两诗词,风格各异,但却同样地都透彻着同一种气息,淡泊名利,隐归田园。
按理说,能写出这样诗句的人,必是已看破名利,平淡归心的大智隐士,可是,为什么柳一条之前却还要去行那商贾之事?
而且听爷爷讲,在皇上说要征用了他的‘柳氏犁坊’时,柳一条竟还大着胆子,死皮赖脸地在皇上的跟前讨要了诸多的好处。
这样的人,嗯,很古怪。
苏晨摇了摇头,不再去多想,他此番来三原的目的,只为柳氏书法,别的东西,都与他无关。
是夜,柳一条骑着柳无痕从赵府回家。
跟宫里的那些人呆在一起,真是让人不自在。
说话,举止,都得留心,那常乐公主与赵驸马,又是一个劲地缠着他问这问那的,好像是在查户口一样,让柳一条想与孙思邈凑在一起说会儿话,都没得机会。
早知如此,谁会到赵府来遭这份闲罪?
一个下午就这么着被浪费了,柳一条轻抚着柳无痕的毛,不过那个常乐公主长得倒是真漂亮,声音也好听,真不愧是李渊的女儿,听说李渊年轻的时候,就生得一副好皮囊,迷倒了不少的无知少女,很显然地,李世民与这个常乐公主,也继承了他的优秀基因。
只是那个常乐公主为什么老是会在他的面前提及那个什么豫章公主呢?而且言语之间还似有所指,真是莫名其妙。
回到家,老柳他们都已睡下,倒是柳二条这小子还在书房读书。
柳一条把柳无痕在牛篷拴好,便信步进了柳二条的书房。
“大哥,你回来啦。”见柳一条进来,柳二条忙轻把手中的书籍放下,上前将柳一条扶住。
在赵府喝了那么些酒水,虽然没有被醉倒,但脚下却也是轻飘飘一片。
“嗯,好,好,书生挑灯夜读书,我们家老二终于懂事儿了,也知道努力用功了。”柳一条右臂搭在柳二条的肩上,挥舞着左手,大声向柳二条夸赞。
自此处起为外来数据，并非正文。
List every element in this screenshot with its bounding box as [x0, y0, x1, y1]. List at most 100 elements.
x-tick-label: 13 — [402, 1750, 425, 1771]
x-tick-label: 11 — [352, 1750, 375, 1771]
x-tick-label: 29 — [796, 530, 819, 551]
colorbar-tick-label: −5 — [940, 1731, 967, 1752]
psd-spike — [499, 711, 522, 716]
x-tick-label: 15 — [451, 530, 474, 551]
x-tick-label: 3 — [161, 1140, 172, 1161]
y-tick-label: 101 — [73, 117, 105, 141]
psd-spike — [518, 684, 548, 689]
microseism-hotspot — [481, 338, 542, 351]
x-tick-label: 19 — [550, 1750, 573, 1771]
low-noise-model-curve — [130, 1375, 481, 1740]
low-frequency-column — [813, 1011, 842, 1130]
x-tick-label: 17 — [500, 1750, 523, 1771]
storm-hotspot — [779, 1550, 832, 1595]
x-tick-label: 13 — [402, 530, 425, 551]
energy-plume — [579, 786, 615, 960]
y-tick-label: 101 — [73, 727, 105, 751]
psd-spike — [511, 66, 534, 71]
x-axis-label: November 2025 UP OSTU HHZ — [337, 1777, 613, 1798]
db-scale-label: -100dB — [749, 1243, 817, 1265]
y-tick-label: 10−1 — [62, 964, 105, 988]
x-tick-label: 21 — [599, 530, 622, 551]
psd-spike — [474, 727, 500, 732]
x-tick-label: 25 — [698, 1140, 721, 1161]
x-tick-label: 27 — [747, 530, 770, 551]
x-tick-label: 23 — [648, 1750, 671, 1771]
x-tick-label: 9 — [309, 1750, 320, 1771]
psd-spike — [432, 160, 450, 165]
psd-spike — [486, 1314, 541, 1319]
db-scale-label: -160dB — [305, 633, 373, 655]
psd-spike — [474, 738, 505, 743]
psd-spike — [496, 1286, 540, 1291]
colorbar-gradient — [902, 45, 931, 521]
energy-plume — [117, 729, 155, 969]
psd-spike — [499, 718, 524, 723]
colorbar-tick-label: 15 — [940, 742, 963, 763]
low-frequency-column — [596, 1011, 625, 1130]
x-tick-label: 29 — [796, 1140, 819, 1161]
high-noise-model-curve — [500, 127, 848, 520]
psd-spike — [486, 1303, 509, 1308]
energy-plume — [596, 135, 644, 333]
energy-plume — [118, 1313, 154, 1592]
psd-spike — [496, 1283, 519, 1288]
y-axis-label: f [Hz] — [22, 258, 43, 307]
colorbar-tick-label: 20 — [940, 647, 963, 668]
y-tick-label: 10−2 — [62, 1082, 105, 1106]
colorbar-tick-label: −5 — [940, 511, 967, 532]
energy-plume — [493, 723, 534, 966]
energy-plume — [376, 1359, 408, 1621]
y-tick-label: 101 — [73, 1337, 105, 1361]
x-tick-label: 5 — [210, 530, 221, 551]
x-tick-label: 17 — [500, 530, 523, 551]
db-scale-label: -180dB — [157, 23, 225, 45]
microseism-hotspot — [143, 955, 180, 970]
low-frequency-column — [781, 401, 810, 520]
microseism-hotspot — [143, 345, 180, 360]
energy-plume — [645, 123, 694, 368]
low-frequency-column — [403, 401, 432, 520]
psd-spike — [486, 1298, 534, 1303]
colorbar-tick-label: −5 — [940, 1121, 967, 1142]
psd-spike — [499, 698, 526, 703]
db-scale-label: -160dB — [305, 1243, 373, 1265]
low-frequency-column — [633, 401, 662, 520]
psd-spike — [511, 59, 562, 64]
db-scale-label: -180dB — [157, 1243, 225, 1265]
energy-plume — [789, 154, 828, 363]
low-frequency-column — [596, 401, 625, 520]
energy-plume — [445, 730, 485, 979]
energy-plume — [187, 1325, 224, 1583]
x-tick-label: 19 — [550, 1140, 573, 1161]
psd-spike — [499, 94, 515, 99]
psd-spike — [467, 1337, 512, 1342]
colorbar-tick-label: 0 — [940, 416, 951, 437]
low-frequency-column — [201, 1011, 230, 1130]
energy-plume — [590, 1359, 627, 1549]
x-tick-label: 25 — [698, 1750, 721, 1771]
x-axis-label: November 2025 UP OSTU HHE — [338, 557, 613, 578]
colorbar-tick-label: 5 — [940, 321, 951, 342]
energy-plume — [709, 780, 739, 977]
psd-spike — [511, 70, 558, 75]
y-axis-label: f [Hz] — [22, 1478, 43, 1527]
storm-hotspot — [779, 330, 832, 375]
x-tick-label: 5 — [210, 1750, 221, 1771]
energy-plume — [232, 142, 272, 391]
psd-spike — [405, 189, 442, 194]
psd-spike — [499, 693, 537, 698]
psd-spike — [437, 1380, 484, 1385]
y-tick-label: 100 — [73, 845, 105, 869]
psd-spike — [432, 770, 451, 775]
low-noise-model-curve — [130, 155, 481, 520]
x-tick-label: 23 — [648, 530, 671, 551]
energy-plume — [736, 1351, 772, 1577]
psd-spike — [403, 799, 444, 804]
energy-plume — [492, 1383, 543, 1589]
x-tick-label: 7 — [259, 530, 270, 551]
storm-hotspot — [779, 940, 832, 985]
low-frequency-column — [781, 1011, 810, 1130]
“大哥,你先喝点水。”柳二条没理会柳一条的醉话,先将他扶到身后的椅子上坐下,然后又出门儿给柳一条倒了一碗茶水回来。
这已不是他第一次见柳一条醉酒,照顾起来倒是轻车熟路。
“嗯,”柳一条张开嘴,对着茶碗猛灌了一气。然后抬头看了柳二条一眼,向他问道:“二条,这几日,那个赵瑛,有没有又来找你麻烦?嗯,跟大哥说说。”
“有,不过都被我给打了回去。”柳二条轻笑着在柳一条的旁边坐下,想起赵瑛被他胖揍时的情形,他这心里面就忍不住一阵的兴奋。
“嗯,好!就是要这样!”柳一条想起下午时,赵瑰向他问话时的情景,便扭头对柳二条说道:“以后他若是再敢找来,你就给我接着揍,不过仙人摘桃和双龙戏珠这两招就莫要再常用了,免得真打出个好歹来。嗯,改明儿大哥再教你两招,以后你就只管往他的上,后背上,还有大腿上什么的,反正是哪个地儿的肉多,你就往哪个地儿揍,莫要客气,嗯,莫要客气,狠狠地揍!”
“真的?是什么,呃?”柳二条的话刚问了一半,就给生生地停了下来,因为他看到,柳一条,睡了——
洞房昨夜停红烛,待晓堂前拜舅姑。
妆罢低声问夫婿,画眉深浅入时无?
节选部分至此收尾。